Although the concept of successful aging is used widely in the field of gerontology, there is no agreed-on standard or common underlying definition for measuring success in aging. Our recent survey of an elderly male population asked respondents to define "successful aging." This paper describes the themes that evolved from those definitions, explores interrelationships between the themes, and examines the association between characteristics of respondents and the themes provided in their definition.


The Manitoba Follow-up Study has followed a cohort of 3,983 World War II Royal Canadian Air Force male aircrew recruits since July 1, 1948. At a mean age of 78 years in 1996, the survivors were surveyed and asked, "What is your definition of successful aging?" and "Would you say you have aged successfully?" A content analysis identified themes emerging from their definitions.
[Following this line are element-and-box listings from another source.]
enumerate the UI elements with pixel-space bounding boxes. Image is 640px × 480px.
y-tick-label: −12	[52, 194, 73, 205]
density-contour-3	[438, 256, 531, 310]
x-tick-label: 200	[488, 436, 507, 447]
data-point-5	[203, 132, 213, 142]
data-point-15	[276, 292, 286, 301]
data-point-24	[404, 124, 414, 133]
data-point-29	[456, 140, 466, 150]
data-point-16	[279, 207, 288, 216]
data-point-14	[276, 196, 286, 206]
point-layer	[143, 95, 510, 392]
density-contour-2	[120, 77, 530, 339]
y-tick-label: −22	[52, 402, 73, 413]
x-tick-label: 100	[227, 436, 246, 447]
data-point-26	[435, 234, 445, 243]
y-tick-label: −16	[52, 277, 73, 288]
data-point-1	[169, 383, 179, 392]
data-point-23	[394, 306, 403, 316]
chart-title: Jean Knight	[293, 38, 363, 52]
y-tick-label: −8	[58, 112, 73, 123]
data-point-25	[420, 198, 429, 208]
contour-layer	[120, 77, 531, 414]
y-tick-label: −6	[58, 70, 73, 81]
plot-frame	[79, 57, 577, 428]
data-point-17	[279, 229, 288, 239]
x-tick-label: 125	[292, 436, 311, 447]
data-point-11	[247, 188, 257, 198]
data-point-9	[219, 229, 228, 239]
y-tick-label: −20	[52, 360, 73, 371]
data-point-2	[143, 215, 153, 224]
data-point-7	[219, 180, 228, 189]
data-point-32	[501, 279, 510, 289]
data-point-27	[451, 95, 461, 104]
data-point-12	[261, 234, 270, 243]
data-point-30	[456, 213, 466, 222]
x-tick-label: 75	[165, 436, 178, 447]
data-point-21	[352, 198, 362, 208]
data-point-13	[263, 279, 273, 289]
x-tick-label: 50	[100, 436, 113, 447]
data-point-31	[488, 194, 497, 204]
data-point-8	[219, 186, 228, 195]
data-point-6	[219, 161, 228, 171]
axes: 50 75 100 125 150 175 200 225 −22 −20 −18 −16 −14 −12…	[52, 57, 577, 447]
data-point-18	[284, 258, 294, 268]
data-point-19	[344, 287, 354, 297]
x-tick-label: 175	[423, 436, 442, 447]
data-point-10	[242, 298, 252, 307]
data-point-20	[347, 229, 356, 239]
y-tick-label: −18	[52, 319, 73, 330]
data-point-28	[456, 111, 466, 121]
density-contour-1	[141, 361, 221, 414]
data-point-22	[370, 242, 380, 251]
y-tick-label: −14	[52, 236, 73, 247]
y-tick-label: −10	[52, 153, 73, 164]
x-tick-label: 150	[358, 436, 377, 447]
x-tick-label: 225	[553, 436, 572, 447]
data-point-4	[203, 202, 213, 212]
The most frequent of the 20 component themes from the definitions of successful aging as provided by 30% of the 1,771 respondents related to "health and disease"; "physical," "mental," and "social activity" were more likely to be found in a definition including "interest," "having goals," "family," or "diet," and they were less likely to be mentioned with themes of "independence" or "health." Many of the themes reflect an individual's attitudes toward life and the aging process. Current life satisfaction, self-rated health, and limitation in activities of daily living were significantly associated with an increased likelihood of reporting specific themes in definitions.


As health care professionals adapt to the changing demographic composition of society, it should be of interest to understand what successful aging might mean to the elderly males to whom they are attending.